Regularly inspecting your plant will enable you to swiftly identify and address these issues without compromising the plant’s overall health.

Pruning off any diseased leaves and ensuring your plant is developing in the ideal conditions are the best treatments for bacterial and fungal diseases. 

Keep an eye on the aerial roots as a health indicator as well.


Overwatering and root rot are the two leading causes of Philodendron Birkin withering or suffering. 

Root rot is frequently caused by:

  • Using soil with poor drainage. 
  • Using a container with poor drainage.
  • Using a container that is too large.
  • Not ensuring the soil is dry before watering (too much moisture).

Growing Philodendron Birkin without enough light is another frequent problem that can result in serious health issues for your plant and lead it to suffer over time.

You can solve this problem issue using artificial lights.

Yellow Leaves

The common cause of yellow leaves on Philodendron Birkin is excessive watering. It is often the first sign of a plant growing in wet conditions. 

Excessive direct sunlight, acclimation, and cold stress can also cause the yellowing of otherwise beautiful leaves. Sometimes, a few lower leaves may turn yellow due to age, but this is normal.

Brown Leaf Tips and Edges

Brown leaf tips and edges on Philodendron Birkin are most frequently caused by low humidity, inadequate watering, excessive heat, and too much light. 

Be aware that an overwatered plant can also get brown leaf tips, but usually, this happens with other signs of root rot.

Lack of Diversity

Lack of variety in the plant’s leaves may indicate inadequate light. Maintaining the desired variegation on your Birkins is dependent on adequate sunlight. 

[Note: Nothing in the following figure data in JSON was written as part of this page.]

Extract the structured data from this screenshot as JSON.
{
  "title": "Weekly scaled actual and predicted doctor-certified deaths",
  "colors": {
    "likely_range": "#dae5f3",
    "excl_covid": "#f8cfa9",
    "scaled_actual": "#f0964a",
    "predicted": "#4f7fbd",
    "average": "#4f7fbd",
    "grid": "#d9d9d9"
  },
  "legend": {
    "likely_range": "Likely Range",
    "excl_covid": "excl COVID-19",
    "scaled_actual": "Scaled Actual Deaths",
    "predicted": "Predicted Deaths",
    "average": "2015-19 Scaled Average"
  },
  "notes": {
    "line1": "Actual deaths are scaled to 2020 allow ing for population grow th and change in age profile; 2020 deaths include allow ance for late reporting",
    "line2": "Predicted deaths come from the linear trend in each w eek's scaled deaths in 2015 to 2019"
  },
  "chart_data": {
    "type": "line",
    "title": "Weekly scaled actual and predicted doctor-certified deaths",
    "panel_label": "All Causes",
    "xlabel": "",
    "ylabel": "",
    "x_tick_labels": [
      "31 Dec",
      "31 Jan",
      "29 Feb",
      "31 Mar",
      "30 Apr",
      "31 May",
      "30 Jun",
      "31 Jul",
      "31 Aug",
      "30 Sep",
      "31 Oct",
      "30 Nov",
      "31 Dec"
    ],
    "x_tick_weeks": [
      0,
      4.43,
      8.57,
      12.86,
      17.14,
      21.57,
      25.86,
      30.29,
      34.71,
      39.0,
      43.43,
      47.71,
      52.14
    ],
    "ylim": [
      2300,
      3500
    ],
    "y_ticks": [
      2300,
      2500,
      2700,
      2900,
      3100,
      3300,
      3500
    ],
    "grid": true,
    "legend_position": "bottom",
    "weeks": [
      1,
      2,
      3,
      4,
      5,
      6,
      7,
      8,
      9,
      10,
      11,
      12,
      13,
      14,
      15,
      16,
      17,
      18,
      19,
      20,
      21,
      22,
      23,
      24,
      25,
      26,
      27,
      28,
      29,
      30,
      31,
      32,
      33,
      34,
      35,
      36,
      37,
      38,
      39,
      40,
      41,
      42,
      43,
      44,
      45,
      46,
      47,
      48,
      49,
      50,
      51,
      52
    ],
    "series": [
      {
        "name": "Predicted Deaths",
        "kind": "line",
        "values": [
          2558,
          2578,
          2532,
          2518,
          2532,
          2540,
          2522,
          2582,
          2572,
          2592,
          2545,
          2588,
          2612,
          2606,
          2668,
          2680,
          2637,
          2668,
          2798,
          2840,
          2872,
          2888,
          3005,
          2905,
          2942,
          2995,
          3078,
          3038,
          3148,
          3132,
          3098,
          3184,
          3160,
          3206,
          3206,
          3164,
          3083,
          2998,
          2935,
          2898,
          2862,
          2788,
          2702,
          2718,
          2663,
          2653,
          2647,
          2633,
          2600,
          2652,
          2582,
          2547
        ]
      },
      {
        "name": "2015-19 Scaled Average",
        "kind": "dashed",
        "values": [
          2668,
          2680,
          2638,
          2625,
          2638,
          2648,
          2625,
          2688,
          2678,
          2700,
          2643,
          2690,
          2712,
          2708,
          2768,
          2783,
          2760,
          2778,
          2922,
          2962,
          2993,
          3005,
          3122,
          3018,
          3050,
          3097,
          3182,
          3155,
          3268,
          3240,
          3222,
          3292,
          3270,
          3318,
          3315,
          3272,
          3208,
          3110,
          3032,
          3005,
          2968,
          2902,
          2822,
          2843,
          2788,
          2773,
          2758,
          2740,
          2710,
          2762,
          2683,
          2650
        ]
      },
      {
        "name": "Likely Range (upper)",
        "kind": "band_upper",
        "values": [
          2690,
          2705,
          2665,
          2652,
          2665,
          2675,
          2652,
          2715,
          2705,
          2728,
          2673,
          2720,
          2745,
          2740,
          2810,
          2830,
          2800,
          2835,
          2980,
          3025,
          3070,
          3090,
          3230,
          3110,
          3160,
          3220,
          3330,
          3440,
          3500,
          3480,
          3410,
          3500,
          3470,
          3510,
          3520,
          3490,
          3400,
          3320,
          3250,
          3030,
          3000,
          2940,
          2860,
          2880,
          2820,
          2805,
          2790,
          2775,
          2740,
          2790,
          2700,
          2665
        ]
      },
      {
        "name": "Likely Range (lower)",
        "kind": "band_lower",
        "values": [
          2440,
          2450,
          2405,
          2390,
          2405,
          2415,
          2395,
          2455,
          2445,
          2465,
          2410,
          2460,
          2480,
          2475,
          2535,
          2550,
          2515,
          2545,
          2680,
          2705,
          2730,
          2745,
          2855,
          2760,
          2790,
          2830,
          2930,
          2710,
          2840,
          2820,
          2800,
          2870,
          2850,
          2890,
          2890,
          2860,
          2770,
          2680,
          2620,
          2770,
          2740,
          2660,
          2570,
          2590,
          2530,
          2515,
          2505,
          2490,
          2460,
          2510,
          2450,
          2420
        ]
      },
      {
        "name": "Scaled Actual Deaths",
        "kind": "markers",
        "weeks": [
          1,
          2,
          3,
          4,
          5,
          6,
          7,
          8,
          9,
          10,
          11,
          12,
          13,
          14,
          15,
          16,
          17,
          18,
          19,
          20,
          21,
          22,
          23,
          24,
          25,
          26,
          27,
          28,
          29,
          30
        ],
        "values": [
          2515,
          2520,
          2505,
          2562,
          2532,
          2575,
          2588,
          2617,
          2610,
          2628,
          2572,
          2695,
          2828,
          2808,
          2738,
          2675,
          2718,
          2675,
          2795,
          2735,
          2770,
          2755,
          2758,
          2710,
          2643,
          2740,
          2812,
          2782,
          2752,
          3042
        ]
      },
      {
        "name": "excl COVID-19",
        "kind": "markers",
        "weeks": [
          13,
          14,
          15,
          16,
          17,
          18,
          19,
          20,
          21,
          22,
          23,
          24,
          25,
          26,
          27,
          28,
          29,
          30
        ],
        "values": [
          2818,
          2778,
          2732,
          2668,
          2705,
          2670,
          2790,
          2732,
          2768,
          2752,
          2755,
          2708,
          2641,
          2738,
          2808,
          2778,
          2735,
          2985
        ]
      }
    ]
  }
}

Move the plant to a location with bright indirect light if the leaves start turning solid green; this may help the variegation return.

Avoid placing them in direct sunlight, which can cause the leaves to scorch and form brown spots.

Creative Ways to Present Philodendron Birkin in your Home

white wall-mounted planters with green leaves hanging over the edge

Plant Stand

Instead of purchasing large, cumbersome pots, choose a plant stand to free up your floors and give the appearance of more room. Using this technique, you can transform your standard tabletop plant into a striking object with a fashionable stand.

Choose a simple layout to prevent drawing attention away from the plants.

Vertical Garden

A vertical garden is perfect if you live in a small flat because the wall will take up all your space. And what better way to brighten your house than to build a green feature wall?

Hang a couple of potted plants on a well-lit wall (you also want to choose a wall that receives the most natural light).

Striking Pots

Get rid of the outdated containers you purchased from the nursery and grow your plants in something a little more striking.

Choose a concrete pot to go with your decor if you want it to have an industrial feel, or grow your plants in a woven basket to bring coziness to your space.

You can even paint your pot a striking color that will go great with your striped philodendron Birkin’s leaves.

Other Useful Information About Philodendron Birkin

Is Philodendron Birkin Toxic to Cats?

Philodendron Birkin is toxic to cats.

Ingesting the plant may result in severe hypersalivation or vomiting since philodendrons contain a chemical called Calcium Oxalate crystals that irritate the throat or stomach.

Is Philodendron Birkin Toxic to Dogs?

Philodendron Birkin is toxic for dogs, causing digestive problems, diarrhea, and vomiting.

Call a veterinarian immediately and rinse your dog’s mouth with running water if you believe they have been poisoned.

Philodendron Birkin Plant Benefits

Philodendron Birkin helps in air purification, humidity regulation, and natural soundproofing. In addition to being beautiful, leaves are excellent in removing poisons and carbon dioxide from the air.

It is also simple for beginners for its low maintenance requirements, capacity for growth, and improved adaptability.